Apabila ditemukan kerusakan, pertimbangkan untuk memperbaiki atau mengganti komponen tersebut agar fungsi perlindungannya tetap optimal.
4. Bilas Seluruh Permukaan
Setelah penyikatan selesai, bilas seluruh bagian dalam menggunakan air bersih. Pastikan tidak ada sisa endapan maupun kotoran yang tertinggal pada dasar tangki. Pembilasan sebaiknya dilakukan beberapa kali apabila masih terlihat partikel yang menempel.
5. Periksa Pelampung dan Katup Masuk
Setelah bagian dalam tandon dibersihkan, lanjutkan dengan memeriksa komponen yang mengatur keluar-masuknya air.

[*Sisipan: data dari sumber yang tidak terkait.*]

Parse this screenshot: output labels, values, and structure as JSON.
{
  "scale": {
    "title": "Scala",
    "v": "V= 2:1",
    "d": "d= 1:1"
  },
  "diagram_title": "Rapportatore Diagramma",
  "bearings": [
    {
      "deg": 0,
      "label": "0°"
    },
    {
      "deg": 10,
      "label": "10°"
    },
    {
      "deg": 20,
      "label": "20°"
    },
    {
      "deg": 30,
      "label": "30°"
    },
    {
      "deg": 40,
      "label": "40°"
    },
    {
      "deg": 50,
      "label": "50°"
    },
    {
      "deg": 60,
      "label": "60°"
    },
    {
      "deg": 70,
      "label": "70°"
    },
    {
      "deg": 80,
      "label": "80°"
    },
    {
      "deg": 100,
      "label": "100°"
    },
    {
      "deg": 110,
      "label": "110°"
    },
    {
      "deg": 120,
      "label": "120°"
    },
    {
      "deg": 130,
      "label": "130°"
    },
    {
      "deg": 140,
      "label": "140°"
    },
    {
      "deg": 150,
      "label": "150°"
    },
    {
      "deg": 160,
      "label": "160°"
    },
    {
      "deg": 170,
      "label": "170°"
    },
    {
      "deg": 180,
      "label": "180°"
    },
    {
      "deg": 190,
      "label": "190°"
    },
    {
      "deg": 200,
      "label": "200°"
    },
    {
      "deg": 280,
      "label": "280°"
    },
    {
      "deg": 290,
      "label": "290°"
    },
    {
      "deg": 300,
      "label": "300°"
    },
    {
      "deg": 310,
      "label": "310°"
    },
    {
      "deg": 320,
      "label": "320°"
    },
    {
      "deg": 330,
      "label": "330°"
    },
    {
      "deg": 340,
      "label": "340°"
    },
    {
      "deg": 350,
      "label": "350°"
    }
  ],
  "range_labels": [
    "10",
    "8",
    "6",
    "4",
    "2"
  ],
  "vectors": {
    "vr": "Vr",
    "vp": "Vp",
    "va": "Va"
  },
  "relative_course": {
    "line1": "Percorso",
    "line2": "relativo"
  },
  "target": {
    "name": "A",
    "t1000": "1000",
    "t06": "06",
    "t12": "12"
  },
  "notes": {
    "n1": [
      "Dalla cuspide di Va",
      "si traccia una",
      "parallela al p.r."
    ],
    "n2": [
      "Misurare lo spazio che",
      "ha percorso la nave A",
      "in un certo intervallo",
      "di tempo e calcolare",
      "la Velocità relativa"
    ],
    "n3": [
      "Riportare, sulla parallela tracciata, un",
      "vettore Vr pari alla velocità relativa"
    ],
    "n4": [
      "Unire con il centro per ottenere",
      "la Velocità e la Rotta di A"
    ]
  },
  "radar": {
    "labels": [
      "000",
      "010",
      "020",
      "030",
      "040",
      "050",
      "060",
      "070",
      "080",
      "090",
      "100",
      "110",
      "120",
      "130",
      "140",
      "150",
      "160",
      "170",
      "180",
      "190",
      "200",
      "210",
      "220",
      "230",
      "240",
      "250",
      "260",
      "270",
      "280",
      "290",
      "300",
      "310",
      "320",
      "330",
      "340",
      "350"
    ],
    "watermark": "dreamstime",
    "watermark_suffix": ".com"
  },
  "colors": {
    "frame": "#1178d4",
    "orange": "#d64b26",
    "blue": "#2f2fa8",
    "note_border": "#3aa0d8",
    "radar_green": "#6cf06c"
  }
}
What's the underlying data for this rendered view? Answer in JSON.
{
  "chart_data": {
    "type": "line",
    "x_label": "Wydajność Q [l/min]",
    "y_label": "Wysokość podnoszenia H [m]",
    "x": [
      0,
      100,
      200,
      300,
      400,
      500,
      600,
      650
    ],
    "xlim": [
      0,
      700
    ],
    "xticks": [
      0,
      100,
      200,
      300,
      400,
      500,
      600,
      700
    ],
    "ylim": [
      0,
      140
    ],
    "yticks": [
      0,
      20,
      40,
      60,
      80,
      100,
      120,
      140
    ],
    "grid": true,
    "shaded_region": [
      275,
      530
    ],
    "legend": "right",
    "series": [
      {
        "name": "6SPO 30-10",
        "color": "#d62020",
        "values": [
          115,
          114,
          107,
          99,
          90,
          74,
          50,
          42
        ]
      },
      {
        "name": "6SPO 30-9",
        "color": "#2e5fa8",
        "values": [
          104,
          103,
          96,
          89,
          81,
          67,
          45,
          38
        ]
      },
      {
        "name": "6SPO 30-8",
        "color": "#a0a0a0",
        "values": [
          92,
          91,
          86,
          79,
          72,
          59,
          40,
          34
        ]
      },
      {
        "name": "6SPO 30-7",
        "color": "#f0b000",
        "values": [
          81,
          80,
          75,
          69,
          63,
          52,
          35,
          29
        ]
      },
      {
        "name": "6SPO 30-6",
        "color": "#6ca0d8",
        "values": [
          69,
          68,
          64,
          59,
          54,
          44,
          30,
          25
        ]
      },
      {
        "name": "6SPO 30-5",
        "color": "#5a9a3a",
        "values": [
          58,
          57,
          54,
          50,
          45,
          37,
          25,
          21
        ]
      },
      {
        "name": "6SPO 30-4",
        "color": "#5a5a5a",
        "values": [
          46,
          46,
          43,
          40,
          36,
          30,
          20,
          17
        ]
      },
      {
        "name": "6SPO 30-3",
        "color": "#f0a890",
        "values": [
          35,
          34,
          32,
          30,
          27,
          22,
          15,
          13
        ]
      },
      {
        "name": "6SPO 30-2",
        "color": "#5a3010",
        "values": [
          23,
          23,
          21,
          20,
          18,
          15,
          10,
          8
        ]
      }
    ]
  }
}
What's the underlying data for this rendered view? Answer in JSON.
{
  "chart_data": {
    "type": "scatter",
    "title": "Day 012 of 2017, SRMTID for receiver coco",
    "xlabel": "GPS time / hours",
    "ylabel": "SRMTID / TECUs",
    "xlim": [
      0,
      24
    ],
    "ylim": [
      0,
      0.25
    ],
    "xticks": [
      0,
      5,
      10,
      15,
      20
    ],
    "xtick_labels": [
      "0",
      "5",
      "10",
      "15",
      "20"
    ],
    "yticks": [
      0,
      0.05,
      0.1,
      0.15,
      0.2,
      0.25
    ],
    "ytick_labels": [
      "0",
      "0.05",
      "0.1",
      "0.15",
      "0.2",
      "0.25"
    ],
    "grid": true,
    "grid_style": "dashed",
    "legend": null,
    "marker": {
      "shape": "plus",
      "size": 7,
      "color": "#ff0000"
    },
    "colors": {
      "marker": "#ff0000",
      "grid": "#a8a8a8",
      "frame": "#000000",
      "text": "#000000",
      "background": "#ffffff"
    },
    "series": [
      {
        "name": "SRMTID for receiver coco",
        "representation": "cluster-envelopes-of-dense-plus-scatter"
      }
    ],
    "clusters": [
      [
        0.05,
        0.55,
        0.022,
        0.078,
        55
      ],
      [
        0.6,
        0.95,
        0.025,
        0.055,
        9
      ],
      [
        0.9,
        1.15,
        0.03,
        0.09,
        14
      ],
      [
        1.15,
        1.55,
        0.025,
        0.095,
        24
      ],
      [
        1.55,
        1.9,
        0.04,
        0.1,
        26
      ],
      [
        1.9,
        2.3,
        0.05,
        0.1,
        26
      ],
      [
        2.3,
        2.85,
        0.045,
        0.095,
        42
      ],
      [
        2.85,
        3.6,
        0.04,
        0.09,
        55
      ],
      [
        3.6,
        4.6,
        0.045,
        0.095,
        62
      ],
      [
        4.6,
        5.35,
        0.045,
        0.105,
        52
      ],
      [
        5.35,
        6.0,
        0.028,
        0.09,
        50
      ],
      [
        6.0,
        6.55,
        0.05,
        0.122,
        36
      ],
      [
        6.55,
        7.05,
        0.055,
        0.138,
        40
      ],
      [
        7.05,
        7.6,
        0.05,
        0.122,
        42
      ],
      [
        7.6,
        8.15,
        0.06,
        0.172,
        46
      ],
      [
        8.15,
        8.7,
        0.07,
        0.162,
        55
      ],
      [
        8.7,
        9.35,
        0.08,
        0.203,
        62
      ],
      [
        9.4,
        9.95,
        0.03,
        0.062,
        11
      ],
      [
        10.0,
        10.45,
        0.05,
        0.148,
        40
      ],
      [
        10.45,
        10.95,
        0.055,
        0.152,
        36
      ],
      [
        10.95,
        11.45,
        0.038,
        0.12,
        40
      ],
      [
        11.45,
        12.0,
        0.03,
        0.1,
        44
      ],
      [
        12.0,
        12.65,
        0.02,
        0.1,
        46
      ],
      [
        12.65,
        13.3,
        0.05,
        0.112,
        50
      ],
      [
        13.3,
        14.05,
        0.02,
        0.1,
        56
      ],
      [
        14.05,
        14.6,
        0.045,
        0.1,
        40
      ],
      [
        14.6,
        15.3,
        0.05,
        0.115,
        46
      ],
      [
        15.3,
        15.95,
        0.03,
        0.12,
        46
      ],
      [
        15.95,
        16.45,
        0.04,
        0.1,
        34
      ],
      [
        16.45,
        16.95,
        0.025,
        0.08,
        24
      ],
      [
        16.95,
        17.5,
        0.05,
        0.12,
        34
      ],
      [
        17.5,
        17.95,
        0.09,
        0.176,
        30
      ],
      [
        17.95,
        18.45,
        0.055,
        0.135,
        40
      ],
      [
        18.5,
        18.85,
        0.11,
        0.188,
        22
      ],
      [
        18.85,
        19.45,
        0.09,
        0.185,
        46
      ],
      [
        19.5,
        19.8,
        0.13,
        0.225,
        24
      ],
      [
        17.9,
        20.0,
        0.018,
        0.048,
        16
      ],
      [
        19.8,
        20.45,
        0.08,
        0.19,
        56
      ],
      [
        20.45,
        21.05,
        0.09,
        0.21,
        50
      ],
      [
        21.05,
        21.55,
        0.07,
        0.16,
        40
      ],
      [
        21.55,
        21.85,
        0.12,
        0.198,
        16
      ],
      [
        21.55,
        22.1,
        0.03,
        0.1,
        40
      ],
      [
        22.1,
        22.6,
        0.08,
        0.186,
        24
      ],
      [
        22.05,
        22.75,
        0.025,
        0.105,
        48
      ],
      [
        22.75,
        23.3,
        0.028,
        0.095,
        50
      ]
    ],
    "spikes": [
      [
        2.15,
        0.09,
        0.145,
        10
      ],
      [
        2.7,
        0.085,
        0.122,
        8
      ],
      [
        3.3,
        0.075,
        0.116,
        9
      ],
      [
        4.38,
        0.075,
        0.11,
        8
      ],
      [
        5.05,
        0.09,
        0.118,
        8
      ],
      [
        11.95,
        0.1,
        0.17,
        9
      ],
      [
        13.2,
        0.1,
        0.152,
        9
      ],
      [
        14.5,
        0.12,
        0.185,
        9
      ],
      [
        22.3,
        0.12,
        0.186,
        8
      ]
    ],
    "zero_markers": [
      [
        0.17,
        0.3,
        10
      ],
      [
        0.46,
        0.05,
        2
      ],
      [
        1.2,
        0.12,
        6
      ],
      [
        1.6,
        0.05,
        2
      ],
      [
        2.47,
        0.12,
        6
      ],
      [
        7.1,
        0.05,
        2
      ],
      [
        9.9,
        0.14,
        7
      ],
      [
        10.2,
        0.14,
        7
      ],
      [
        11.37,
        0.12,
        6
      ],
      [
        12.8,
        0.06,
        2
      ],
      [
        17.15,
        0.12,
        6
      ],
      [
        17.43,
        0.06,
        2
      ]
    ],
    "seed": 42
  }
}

Pelampung dan katup masuk berfungsi menjaga ketinggian air di dalam tandon. Komponen ini juga menentukan apakah proses pengisian air berjalan dengan baik.
Periksa apakah terdapat:
· Kotoran yang menempel.
· Endapan mineral.
· Gerakan pelampung yang tersendat.
· Kebocoran kecil.
· Tanda-tanda korosi pada komponen logam.
Apabila ditemukan kerusakan, lakukan perbaikan atau penggantian sesuai kebutuhan sebelum tandon digunakan kembali.
6. Periksa Saluran Masuk dan Saluran Keluar
Pipa yang terhubung ke tandon juga perlu diperiksa.
Pastikan tidak terdapat:
· Endapan yang menghambat aliran.
· Sambungan yang longgar.
· Kebocoran.
· Keretakan pada pipa.
Pemeriksaan ini membantu memastikan air yang masuk maupun keluar dari tandon tetap mengalir dengan baik.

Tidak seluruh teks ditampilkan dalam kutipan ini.